Death Penalty News and Developments for November 25 — December 12019

NEWS—November 29: The United States Court of Appeals for the Ninth Circuit has affirmed a federal district court ruling granting Arizona death-row prisoner Barry Lee Jones a new trial based on his trial lawyer’s failure to investigate and present evidence that he is innocent. Jones had been convicted of sexual assault, three counts of
child abuse, and felony murder in connection with the death of a four-year-old girl, Rachel Gold. The court found that, as a result of Jones’s trial lawyer’s inadequate investigation, the jury never heard evidence that Rachel’s injuries were sustained at a time in which Jones could not have caused them.


NEWS—November 27: The U.S. Court of Appeals for the Tenth Circuit has upheld the conviction and death sentence of Oklahoma death-row prisoner Nicholas Davis. The court affirmed the ruling of an Oklahoma federal district court that had denied Davis’s claim that his trial and appellate counsel had provided ineffective representation when they failed to adequately investigate his mental health and present mitigating evidence of Davis’s depression and post-traumatic stress disorder.

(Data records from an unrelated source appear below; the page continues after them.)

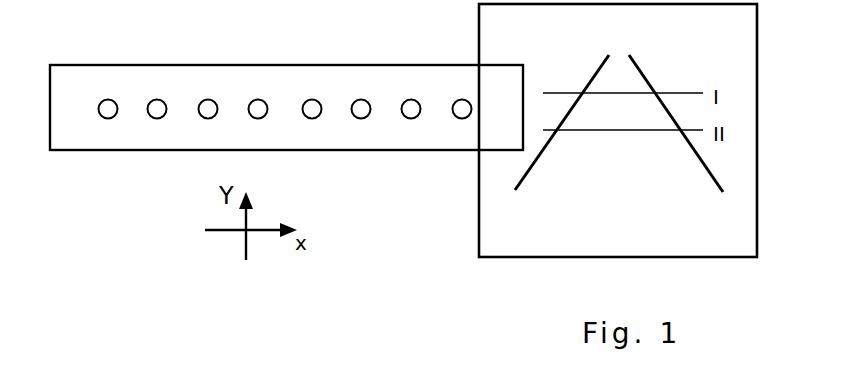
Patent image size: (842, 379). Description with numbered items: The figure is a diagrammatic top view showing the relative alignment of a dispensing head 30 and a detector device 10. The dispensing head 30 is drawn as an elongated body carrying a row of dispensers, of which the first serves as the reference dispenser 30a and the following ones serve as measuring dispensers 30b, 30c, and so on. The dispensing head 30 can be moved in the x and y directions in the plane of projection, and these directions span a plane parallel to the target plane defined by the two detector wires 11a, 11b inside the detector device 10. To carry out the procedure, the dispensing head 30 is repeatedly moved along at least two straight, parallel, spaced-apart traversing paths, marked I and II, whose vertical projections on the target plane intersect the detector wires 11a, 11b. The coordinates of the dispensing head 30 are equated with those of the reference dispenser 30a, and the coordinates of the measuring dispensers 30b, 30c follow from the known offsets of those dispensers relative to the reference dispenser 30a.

The detector device 10 is at (739, 246).
The detector wire 11a is at (562, 126).
The detector wire 11b is at (676, 126).
The dispensing head 30 is at (519, 99).
The reference dispenser 30a is at (98, 97).
The measuring dispenser 30b is at (163, 97).
The measuring dispenser 30c is at (209, 97).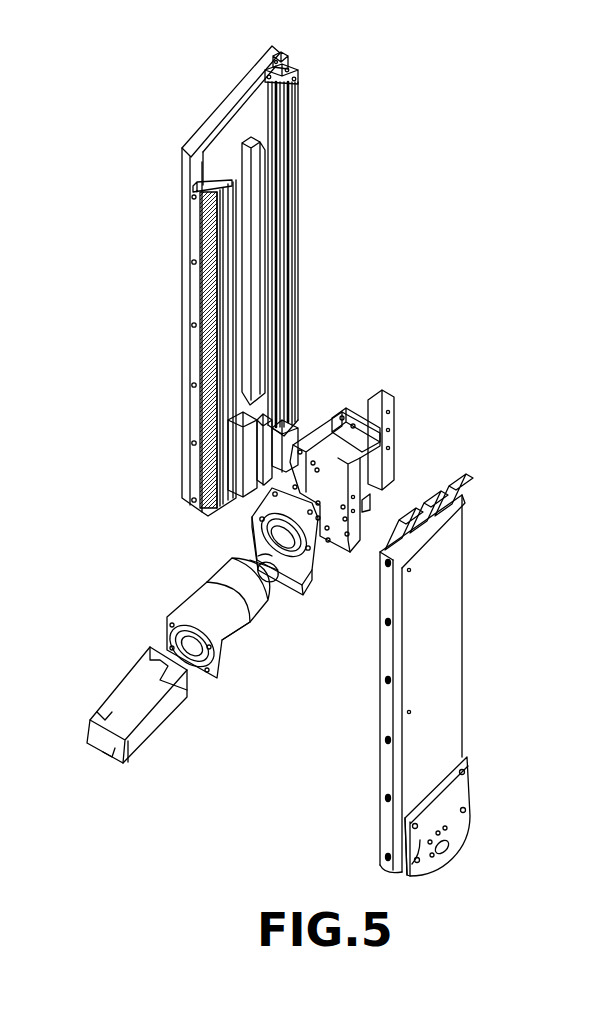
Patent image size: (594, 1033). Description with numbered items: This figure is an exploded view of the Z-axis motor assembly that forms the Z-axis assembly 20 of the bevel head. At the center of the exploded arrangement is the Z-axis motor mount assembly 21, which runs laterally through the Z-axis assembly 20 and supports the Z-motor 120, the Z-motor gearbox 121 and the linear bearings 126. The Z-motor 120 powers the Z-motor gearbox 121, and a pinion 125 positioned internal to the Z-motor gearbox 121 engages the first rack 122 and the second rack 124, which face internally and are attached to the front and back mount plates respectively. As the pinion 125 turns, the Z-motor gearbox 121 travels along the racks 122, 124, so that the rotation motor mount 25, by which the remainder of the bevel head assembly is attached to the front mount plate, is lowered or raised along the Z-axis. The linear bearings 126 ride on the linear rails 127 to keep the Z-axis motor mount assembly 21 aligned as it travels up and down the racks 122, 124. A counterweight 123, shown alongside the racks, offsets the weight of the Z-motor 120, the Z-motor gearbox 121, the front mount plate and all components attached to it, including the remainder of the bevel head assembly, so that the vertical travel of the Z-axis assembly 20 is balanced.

The Z-axis assembly 20 is at (443, 102).
The Z-axis motor mount assembly 21 is at (307, 480).
The rotation motor mount 25 is at (457, 787).
The Z-motor 120 is at (150, 677).
The Z-motor gearbox 121 is at (210, 608).
The first rack 122 is at (193, 410).
The counterweight 123 is at (288, 290).
The second rack 124 is at (380, 715).
The pinion 125 is at (268, 568).
The linear bearings 126 is at (328, 435).
The linear rails 127 is at (252, 135).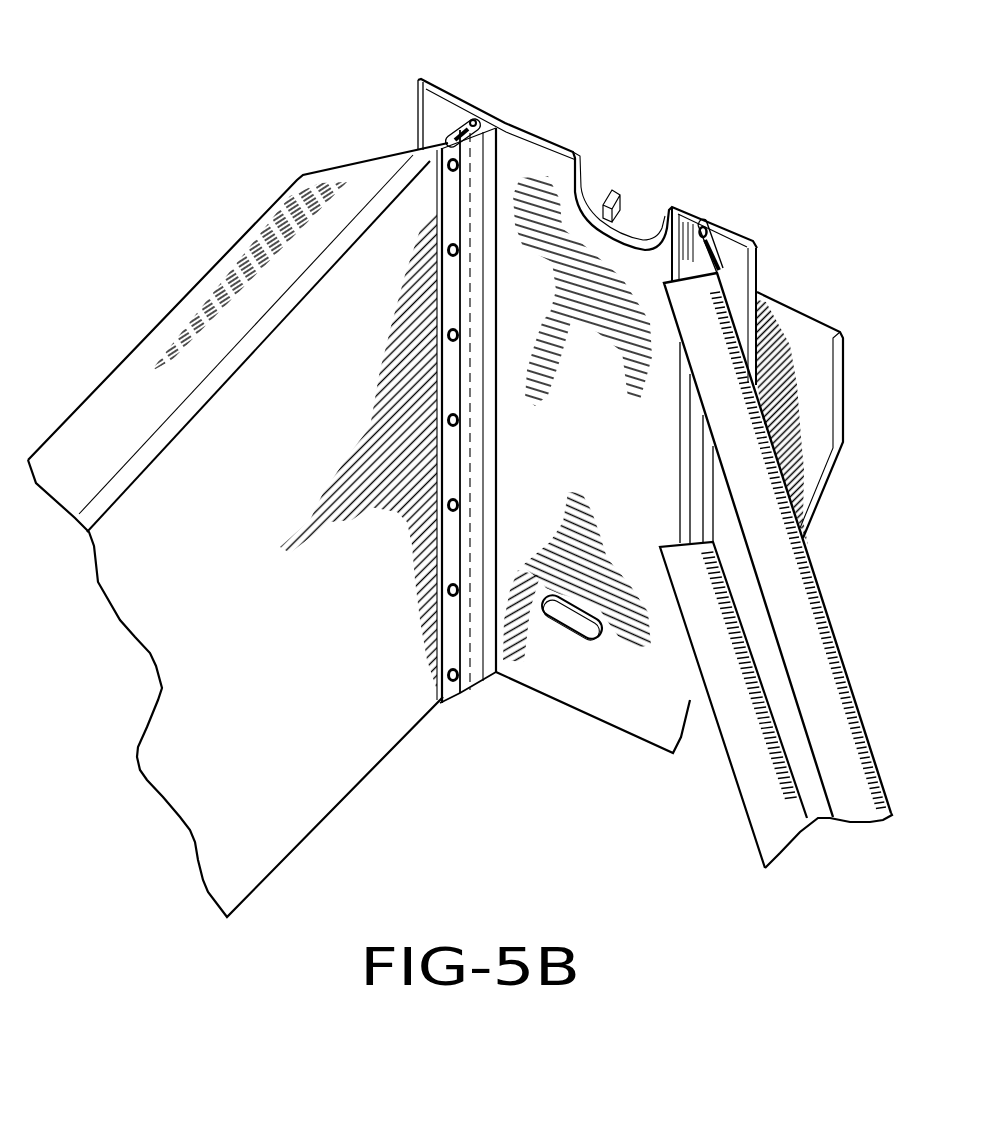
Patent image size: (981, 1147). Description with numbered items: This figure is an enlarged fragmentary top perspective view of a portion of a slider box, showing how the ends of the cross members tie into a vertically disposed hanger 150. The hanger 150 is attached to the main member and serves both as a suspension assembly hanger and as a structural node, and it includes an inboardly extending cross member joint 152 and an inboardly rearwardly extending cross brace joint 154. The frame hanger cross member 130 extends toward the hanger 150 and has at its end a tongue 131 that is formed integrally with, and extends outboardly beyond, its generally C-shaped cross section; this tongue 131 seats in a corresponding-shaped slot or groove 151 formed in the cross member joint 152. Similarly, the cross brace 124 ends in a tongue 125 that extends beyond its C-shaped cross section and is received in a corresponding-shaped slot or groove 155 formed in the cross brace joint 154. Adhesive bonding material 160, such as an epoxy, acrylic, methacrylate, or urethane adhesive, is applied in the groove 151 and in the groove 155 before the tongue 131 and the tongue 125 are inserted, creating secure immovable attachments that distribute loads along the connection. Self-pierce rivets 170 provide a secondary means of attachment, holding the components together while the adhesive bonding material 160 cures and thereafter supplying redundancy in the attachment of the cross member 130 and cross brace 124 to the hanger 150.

The cross brace 124 is at (845, 657).
The tongue 125 is at (715, 267).
The frame hanger cross member 130 is at (333, 168).
The tongue 131 is at (470, 121).
The hanger 150 is at (600, 727).
The slot or groove 151 is at (478, 119).
The cross member joint 152 is at (473, 680).
The cross brace joint 154 is at (671, 209).
The slot or groove 155 is at (700, 216).
The adhesive bonding material 160 is at (460, 134).
The self-pierce rivets 170 is at (458, 677).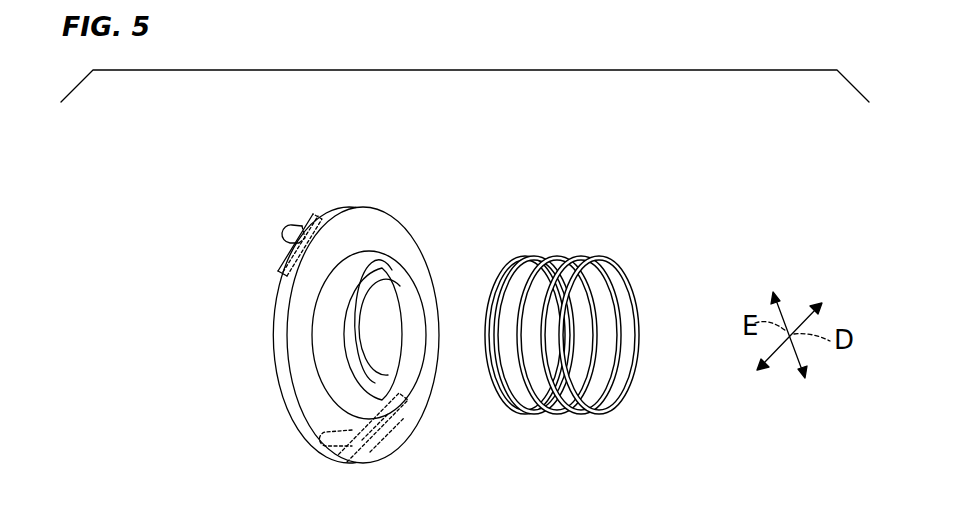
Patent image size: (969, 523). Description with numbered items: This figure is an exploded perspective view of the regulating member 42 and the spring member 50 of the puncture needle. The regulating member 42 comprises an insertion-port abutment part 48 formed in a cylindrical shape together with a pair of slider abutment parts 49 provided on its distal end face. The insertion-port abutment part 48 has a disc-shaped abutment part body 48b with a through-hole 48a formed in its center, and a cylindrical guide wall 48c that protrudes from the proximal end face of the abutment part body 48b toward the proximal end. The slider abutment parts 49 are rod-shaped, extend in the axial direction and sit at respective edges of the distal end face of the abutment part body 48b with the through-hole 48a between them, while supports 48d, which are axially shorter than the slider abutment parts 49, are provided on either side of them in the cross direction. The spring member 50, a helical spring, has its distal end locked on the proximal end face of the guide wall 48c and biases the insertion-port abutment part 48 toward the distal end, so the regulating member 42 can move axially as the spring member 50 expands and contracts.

NEWS—November 25: The U.S. District Court for the Central District of California has overturned the conviction of death-row prisoner Anthony Oliver, finding that that Los Angeles prosecutors had unconstitutionally exercised their discretionary jury strikes on the basis of race to exclude African Americans from serving on the jury. In granting Oliver a new trial, the federal court ruled that the California Supreme Court had unreasonably concluded that the prosecution’s jury strikes had not been racially based.

The same day the federal court decided Oliver’s case, the California Supreme Court rejected claims that Sacramento prosecutors had improperly excluded African Americans from serving as jurors in the death-penalty trials of Joe Johnson (left) and Robert Rhoades (right). Dissenting in Johnson’s case, Justice Liu wrote: “This is yet another case in which a black man was sentenced to death for killing a white victim after a jury selection process in which the prosecution disproportionately excused black prospective jurors. And this is yet another case in which this court has refused to find any inference of discrimination in jury selection, despite a well-founded suspicion that the prosecutor here, in evaluating prospective jurors, targeted only black jurors for criminal background checks.” Justice Liu also dissented in Rhoades’ case, noting that prosecutors had exercised their discretionary jury challenges to strike all four black prospective jurors.


NEWS—November 22: The U.S. District Court for the Central District of California reversed the death sentence imposed on Mary Ellen Samuels, finding that her trial lawyer had provided ineffective representation when he failed to object to the prosecution’s admission of irrelevant evidence of her drug use and involvement in drug sales and that she had posed for “cheesecake” photos. The court said the evidence was not likely to have affected the jury’s determination of guilt or innocence but had a reasonable probability of affecting its vote on life or death.